Should I Still Fertilize in Winter?

No need to fertilize now; your plants are resting. You resume fertilizing in spring when they start growing again.

 

Pruning in Winter

Sometimes plants get “leggy” with the shorter days. To remedy this, you can pinch them back to encourage bushier growth around the stem. Growth will be much slower, so if you pinch them back don’t expect them to fill out quickly. They may wait until spring to start filling out substantially.

 

Cleaning Your Plants

Yep, your plants will benefit from cleaning. When we turn our furnaces in winter, it can stir up a lot of dust that’s been resting in our homes. This often settles on the leaves of our houseplants, and this can affect their ability to photosynthesize and transpire. Since they are already dealing with less light, we can help them out by wiping that dust off.

There are two ways you can wash your plants.

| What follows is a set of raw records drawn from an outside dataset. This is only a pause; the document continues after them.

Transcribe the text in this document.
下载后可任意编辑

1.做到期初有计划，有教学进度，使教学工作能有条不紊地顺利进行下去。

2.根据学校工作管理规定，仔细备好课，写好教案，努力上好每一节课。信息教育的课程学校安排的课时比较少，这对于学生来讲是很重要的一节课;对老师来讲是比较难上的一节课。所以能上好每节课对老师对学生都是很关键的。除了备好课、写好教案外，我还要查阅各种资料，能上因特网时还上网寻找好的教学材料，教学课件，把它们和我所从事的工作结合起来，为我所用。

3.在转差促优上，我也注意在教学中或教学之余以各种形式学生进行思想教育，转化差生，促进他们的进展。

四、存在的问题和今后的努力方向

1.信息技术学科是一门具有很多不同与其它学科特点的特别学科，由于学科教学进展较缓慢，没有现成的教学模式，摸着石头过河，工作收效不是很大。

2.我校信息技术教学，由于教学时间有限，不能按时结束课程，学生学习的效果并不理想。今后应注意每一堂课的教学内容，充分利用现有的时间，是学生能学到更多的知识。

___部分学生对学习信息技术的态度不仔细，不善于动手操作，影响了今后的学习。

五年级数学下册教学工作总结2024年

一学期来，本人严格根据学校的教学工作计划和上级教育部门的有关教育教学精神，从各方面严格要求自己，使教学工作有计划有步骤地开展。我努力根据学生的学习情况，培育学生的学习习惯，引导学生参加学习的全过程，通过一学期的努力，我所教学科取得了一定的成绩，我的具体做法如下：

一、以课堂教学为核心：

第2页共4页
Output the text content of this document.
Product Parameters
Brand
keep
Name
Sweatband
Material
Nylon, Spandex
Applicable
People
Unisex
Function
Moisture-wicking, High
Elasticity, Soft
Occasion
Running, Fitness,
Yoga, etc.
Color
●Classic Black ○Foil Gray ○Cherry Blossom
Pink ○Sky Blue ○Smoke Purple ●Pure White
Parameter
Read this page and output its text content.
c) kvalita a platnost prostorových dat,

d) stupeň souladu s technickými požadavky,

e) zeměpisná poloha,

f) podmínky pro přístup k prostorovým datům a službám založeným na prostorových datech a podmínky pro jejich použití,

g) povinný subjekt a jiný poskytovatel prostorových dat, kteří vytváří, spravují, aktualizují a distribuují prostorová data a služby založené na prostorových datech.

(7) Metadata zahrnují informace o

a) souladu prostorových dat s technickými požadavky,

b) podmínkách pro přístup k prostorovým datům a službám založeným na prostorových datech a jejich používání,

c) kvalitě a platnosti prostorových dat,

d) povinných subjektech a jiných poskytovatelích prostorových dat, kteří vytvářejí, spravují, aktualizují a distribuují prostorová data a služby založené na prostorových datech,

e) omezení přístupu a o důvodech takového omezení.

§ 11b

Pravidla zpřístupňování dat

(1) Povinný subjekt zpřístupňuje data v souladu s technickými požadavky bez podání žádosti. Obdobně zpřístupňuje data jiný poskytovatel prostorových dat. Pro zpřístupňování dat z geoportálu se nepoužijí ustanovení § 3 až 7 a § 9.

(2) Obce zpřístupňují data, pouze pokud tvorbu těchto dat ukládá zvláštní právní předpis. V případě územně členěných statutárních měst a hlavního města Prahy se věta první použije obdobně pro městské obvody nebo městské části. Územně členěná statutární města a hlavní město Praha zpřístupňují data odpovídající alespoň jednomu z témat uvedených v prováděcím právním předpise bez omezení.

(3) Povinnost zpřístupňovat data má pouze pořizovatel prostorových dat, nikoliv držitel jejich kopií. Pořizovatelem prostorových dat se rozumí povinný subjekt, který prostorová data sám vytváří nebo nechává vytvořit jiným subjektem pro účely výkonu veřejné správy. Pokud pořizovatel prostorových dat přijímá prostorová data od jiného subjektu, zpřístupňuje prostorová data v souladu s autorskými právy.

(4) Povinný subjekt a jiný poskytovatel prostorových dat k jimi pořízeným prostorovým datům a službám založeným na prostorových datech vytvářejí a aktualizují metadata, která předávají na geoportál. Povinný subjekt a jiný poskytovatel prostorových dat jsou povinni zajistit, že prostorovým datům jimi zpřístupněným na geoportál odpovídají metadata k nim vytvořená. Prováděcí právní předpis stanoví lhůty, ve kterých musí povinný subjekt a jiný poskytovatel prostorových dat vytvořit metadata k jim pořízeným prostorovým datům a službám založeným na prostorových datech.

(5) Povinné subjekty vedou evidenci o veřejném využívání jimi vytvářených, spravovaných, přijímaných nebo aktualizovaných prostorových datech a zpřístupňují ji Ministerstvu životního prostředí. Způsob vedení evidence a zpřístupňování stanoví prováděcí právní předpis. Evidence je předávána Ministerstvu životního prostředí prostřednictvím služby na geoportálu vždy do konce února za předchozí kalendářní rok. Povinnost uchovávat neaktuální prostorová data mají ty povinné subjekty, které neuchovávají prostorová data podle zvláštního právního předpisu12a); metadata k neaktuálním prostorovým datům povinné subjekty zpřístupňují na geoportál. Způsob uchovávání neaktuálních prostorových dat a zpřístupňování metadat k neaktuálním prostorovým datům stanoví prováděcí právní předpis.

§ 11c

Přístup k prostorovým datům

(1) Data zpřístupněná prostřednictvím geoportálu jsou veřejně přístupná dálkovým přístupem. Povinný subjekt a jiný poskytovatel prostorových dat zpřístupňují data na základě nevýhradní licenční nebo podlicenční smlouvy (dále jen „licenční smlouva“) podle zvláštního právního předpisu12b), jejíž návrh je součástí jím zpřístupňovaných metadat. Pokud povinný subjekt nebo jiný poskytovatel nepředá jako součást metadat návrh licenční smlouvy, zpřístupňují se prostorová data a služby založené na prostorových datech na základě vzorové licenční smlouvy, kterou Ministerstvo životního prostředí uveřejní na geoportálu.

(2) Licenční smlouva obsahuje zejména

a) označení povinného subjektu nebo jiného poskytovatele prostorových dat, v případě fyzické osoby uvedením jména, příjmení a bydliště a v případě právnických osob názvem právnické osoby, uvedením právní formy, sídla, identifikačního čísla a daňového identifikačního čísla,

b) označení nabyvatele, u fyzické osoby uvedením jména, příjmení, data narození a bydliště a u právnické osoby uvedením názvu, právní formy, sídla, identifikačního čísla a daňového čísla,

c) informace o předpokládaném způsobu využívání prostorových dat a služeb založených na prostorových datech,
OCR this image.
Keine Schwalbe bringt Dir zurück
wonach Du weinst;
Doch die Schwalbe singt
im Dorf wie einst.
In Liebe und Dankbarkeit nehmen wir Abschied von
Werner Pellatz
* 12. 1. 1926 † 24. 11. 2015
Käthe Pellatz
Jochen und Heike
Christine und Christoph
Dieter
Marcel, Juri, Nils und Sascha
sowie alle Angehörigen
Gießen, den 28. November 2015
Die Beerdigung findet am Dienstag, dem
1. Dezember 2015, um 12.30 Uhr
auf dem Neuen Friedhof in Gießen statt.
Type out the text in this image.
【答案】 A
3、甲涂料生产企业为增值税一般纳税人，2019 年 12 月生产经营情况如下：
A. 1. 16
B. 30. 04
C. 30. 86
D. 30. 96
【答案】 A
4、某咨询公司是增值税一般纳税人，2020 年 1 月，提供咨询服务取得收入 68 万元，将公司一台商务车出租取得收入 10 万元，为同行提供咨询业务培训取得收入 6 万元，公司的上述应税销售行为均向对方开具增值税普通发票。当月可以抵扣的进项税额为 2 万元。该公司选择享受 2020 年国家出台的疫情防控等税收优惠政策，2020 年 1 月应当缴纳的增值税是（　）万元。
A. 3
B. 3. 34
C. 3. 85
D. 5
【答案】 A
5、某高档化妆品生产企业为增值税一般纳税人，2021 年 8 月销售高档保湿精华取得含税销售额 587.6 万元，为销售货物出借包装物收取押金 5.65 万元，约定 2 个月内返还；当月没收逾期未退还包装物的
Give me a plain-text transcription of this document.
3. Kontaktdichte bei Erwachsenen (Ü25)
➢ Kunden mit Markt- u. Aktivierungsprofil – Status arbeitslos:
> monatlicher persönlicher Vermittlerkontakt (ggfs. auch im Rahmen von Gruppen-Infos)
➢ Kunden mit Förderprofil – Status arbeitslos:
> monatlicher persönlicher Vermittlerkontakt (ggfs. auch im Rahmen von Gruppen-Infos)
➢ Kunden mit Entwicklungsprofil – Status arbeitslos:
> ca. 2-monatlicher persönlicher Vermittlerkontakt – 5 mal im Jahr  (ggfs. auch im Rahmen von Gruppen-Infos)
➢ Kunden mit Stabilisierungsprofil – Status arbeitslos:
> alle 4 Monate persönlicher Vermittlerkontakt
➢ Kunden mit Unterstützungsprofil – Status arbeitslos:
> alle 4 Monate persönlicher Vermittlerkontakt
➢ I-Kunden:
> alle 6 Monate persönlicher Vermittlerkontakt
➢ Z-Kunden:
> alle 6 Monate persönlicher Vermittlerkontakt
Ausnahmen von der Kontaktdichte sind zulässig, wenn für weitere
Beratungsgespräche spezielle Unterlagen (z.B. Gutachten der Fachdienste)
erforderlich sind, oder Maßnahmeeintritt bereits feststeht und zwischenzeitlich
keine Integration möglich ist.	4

    1. Pop them in the shower, and give them a gentle rinse with the showerhead. Make sure the water is as close to room temperature as you can get. Too cold will shock them, and too warm will burn them. This is probably the best option for plants with lots of smaller leaves, like figs or ficus.
    2. Wipe each leaf clean with a damp sponge or cloth. This option will work better for plants that are too large to move, or that have large wide leaves like rubber plants, snake plants, and ZZ plants. 


After your initial cleaning, you can give your plants a swipe with a soft duster every week or two through the winter to keep them tidy. 

Whatever you do, DO NOT wash your African violets! Water on their leaves will harm them more than it will help them.  You can use a gentle brush, like a mushroom brush or a baby hairbrush, to gently brush dust or dirt off the leaves. This holds true for any plant with fuzzy leaves.

 

Should I Repot in Winter? 

It may seem like repotting your plant would be helpful, but in reality, repotting can be stressful for your plants. Most plants prefer to be a little bit rootbound, so they’ll be fine through the winter. It’s better to repot in spring when they start to grow again. When you do, only go up by one-pot size (1 to 2 inches).

Remember, if you’ve got a struggling houseplant and you’re not sure what’s going on, take a few photos and come have a chat with our staff at one of our garden centers in Lothian, Alexandria, or Belle Haven (April thru December). We’ll do our best to help you figure out what’s wrong, and give you advice on how to save it or avoid the problem in the future. In most cases, the winter doldrums will pass for your plants—just follow this guide, monitor their water, give them more light, and by springtime, you’ll be surprised by how quickly your plants bounce back!